FUNDAMENTAÇÃO TEÓRICA

Considerando a variedade de uso do ca / que e sua polissemia, vê-se que esse significante ora é coordenante, ora é subordinante, podendo na fase arcaica da língua equivaler, também, ao que integrante e ao do que ou que de enunciados comparativos e consecutivos. O uso do ca explicativo ou quia ou qua latinos é muito freqüente na documentação arcaica. Mattos e Silva assim assevera:

A dificuldade da classificação do ca não está, como ocorreu com adversativas e conclusivas-explicativas, em considerá-lo conjunção ou adverbial, mas em considerá-lo subordinante ou coordenante e, optando-se por uma dessas duas possibilidades, que tipo de subordinante ou coordenante: causal (classificação mais generalizada), consecutiva, explicativa. A dificuldade é de natureza sintáctica e semântica. (1989:690).

Em Estruturas trecentistas, a autora afirma que “os enunciados introduzidos por ca estão naquela duvidosa zona limítrofe da coordenação e da subordinação”. Isto nos remete à grande dificuldade de análise da ocorrência desse significante nos enunciados da língua em uso arcaico e, mais ainda, no aspecto sincrônico. Em consonância com a autora, percebemos que o enunciado introduzido por ca (coordenante) sempre sucede, como em qualquer coordenada, ao enunciado a que se liga, explicitando-o ou justificando-o; com os enunciados subordinados circunstanciais, as causais iniciadas sobretudo por porque (semanticamente afins aos iniciados por ca) podem anteceder ou suceder o enunciado básico.

Em situações causais, faz falta o falante nativo para informar se o ca e o porque teriam nestes contextos valor idêntico, se seriam, portanto, intercambiáveis. “Ide-vos a boa ventura, ca non ei eu mester cavalo.” (MATTOS E SILVA, 1989: 692).

Mattos e Silva (1993:111) argumenta que no período arcaico o que, integrante, varia com ca , mas essa variante tem freqüência baixa em relação a que e começa a deixar de ser documentada no século XV. Para a autora o que, no período arcaico, como hoje, é o “pronome relativo primário em português. Representa, historicamente, um nivelamento do nominativo latino que (Masc.), quae (fem.), quod (neutro) e dos acusativos quem, quam, quod também”.

Na documentação arcaica, embora pouco freqüente, o relativo que ocorre grafado ca, tal como ocorre com a integrante que.

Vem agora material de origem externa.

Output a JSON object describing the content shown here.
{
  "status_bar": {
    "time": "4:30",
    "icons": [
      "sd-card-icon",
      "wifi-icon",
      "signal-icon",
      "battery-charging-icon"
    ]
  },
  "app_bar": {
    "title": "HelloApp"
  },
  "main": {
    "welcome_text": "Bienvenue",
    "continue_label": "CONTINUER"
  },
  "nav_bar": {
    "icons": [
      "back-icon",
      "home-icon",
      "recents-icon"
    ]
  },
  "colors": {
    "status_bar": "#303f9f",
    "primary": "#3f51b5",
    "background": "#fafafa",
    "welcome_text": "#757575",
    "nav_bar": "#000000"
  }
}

No processo de constituição das línguas românicas, a partir do latim corrente, poucas das conjunções subordinativas do latim clássico permaneceram: que < quid, como < quomodo, quando < quando, se < si, ca < quia.

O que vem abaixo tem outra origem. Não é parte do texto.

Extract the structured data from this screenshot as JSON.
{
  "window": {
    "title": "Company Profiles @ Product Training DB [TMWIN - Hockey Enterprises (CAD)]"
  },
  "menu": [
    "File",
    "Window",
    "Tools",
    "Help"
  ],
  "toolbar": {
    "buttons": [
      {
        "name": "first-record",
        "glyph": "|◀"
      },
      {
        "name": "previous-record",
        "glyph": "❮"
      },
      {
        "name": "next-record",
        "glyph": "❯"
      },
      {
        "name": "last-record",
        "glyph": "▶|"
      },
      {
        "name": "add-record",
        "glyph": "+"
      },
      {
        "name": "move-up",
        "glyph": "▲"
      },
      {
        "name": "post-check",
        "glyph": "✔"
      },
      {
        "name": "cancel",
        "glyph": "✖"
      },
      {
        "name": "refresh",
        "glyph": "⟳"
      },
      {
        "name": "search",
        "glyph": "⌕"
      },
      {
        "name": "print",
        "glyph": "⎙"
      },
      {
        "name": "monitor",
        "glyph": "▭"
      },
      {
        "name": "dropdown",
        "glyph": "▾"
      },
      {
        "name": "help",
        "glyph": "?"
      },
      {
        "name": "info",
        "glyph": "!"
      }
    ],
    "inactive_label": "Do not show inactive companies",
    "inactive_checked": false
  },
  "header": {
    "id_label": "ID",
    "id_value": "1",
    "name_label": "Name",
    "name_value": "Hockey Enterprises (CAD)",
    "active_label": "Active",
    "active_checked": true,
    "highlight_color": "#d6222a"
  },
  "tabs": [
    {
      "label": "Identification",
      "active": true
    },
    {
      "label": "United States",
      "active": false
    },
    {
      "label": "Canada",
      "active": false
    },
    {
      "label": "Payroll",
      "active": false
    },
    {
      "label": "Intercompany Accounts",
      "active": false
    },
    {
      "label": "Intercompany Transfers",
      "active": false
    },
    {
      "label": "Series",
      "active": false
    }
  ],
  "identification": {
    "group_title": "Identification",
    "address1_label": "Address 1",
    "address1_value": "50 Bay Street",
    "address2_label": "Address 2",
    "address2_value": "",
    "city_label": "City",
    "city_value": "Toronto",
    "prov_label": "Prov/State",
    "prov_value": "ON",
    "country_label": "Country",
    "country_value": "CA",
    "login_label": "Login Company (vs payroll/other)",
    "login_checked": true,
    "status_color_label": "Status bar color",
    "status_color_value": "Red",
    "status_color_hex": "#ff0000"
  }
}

A coordenação explicativa tem como conectivo mais corrente na documentação arcaica o ca, cujo étimo em geral proposto é o quia do latim. Mantém-se presente até o século XVI, mas se perderá em proveito de pois, etimologicamente um temporal (< lat. post). (Mattos e Silva, 1993: 121).

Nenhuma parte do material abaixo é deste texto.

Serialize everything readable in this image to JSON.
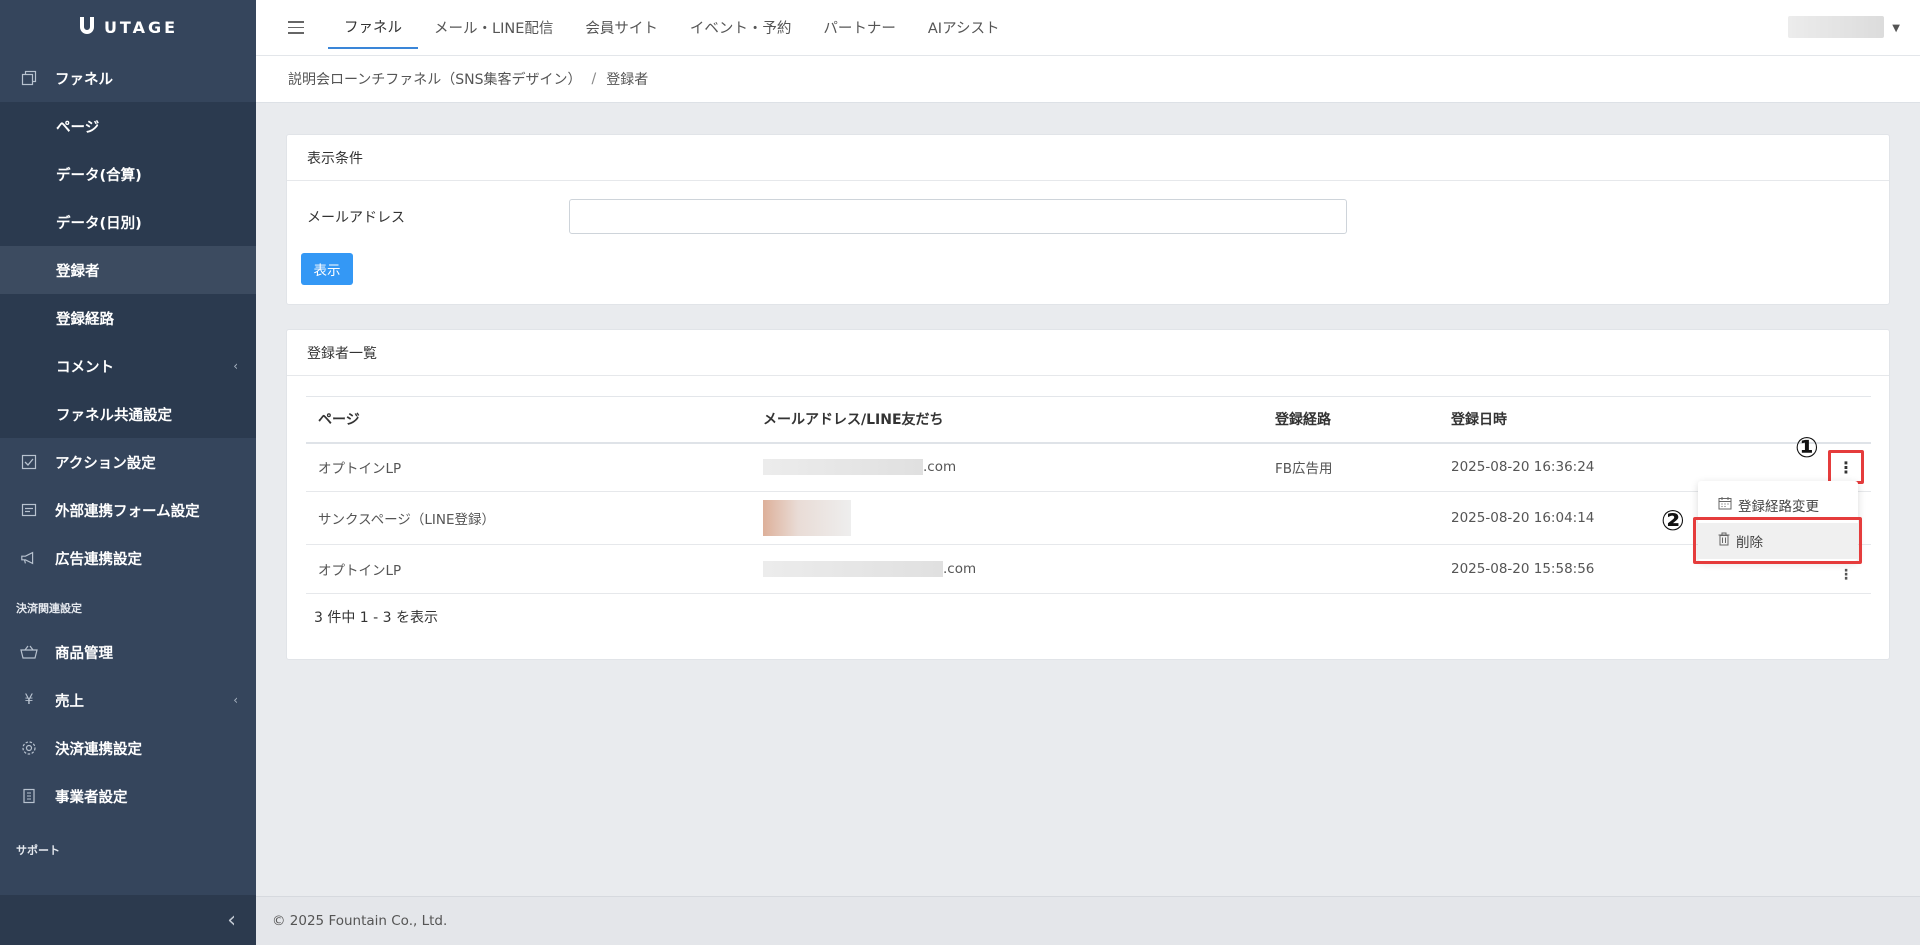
{
  "brand": {
    "name": "UTAGE"
  },
  "sidebar": {
    "funnel": {
      "label": "ファネル",
      "icon": "copy-icon"
    },
    "sub_items": [
      {
        "label": "ページ"
      },
      {
        "label": "データ(合算)"
      },
      {
        "label": "データ(日別)"
      },
      {
        "label": "登録者"
      },
      {
        "label": "登録経路"
      },
      {
        "label": "コメント"
      },
      {
        "label": "ファネル共通設定"
      }
    ],
    "comment_chevron": "‹",
    "items": [
      {
        "label": "アクション設定",
        "icon": "check-square-icon"
      },
      {
        "label": "外部連携フォーム設定",
        "icon": "form-icon"
      },
      {
        "label": "広告連携設定",
        "icon": "megaphone-icon"
      }
    ],
    "section_payment": "決済関連設定",
    "payment_items": [
      {
        "label": "商品管理",
        "icon": "basket-icon"
      },
      {
        "label": "売上",
        "icon": "yen-icon",
        "symbol": "¥"
      },
      {
        "label": "決済連携設定",
        "icon": "gear-icon"
      },
      {
        "label": "事業者設定",
        "icon": "building-icon"
      }
    ],
    "sales_chevron": "‹",
    "section_support": "サポート",
    "collapse_icon": "‹"
  },
  "topbar": {
    "tabs": [
      {
        "label": "ファネル",
        "active": true
      },
      {
        "label": "メール・LINE配信"
      },
      {
        "label": "会員サイト"
      },
      {
        "label": "イベント・予約"
      },
      {
        "label": "パートナー"
      },
      {
        "label": "AIアシスト"
      }
    ],
    "user_caret": "▼"
  },
  "breadcrumb": {
    "parent": "説明会ローンチファネル（SNS集客デザイン）",
    "separator": "/",
    "current": "登録者"
  },
  "filter_card": {
    "title": "表示条件",
    "email_label": "メールアドレス",
    "email_value": "",
    "show_button": "表示"
  },
  "list_card": {
    "title": "登録者一覧",
    "columns": [
      "ページ",
      "メールアドレス/LINE友だち",
      "登録経路",
      "登録日時"
    ],
    "rows": [
      {
        "page": "オプトインLP",
        "email_suffix": ".com",
        "route": "FB広告用",
        "datetime": "2025-08-20 16:36:24"
      },
      {
        "page": "サンクスページ（LINE登録）",
        "email_suffix": "",
        "route": "",
        "datetime": "2025-08-20 16:04:14"
      },
      {
        "page": "オプトインLP",
        "email_suffix": ".com",
        "route": "",
        "datetime": "2025-08-20 15:58:56"
      }
    ],
    "summary": "3 件中 1 - 3 を表示"
  },
  "dropdown": {
    "items": [
      {
        "label": "登録経路変更",
        "icon": "calendar-icon"
      },
      {
        "label": "削除",
        "icon": "trash-icon"
      }
    ]
  },
  "annotations": {
    "one": "①",
    "two": "②"
  },
  "kebab_symbol": "⋮",
  "footer": {
    "text": "© 2025 Fountain Co., Ltd."
  },
  "colors": {
    "sidebar": "#35455c",
    "accent": "#3498f5",
    "highlight": "#e53c3c"
  }
}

Vale chamar a atenção para o fato de que este ca, homógrafo do ca integrante e relativo antes referidos, remete diacronicamente para o quia latino.

Ainda para a autora,

As explicativas e causais estão no limite entre coordenação e subordinação, se se admitir que esses mecanismos representam um continuum de possibilidades que vai da subordinação plena, como é o caso das completivas marcadas, sobretudo, pelo que, constituinte essencial à sentença de que depende, até a coordenação plena que é a adição simples, marcada pelo e (1993: 122).

Almeida (1999: 352-355) explica que as conjunções explicativas “ligam duas orações, explanando ou continuando a segunda o sentido da primeira: Ex.: Morreu, ou seja, deixou de incomodar-nos”. as conjunções causais “ligam duas orações, das quais uma depende da outra, como o efeito depende da causa; a que indica o efeito é a principal, e a que representa a causa é a subordinada. Ex.: Cansado que fiquei, procurei apoio.”

O autor discute a questão conceitual trazida pela NGB no tocante ao uso do que ora causal, ora explicativo. A NGB (Apud ALMEIDA, 1999: 355) traz: “As conjunções que e porque e equivalentes ora têm valor coordenativo, ora subordinativo; no primeiro caso, chamam-se explicativas; no segundo caso, causais”. Segundo o autor, há grave engano nesse trato conceitual e ainda questiona o exemplo: “ Não suba, que você cai” onde apresenta uma análise em que a subordinada constitui uma explicação, sem porém deixar de implicar motivo. E acrescenta Almeida (1999: 355) “A admitir as causais como explicativas, forçoso se torna admitir como explicativas as finais, as temporais e ainda outras”.

Polemiza também se que, quando tem valor subordinativo, é causal, pode-se dizer que no período “Gostaria que eles estudassem” é causal? E se que com valor coordenativo é explicativo no período “Mexe que mexe”?

Conclui o autor “ parece que o que houve foi terem dado à palavraexplicativa o sentido lato de ‘declarativa’, ou terem confundido conjunção com oração, ou gramática com filosofia” (1999: 355).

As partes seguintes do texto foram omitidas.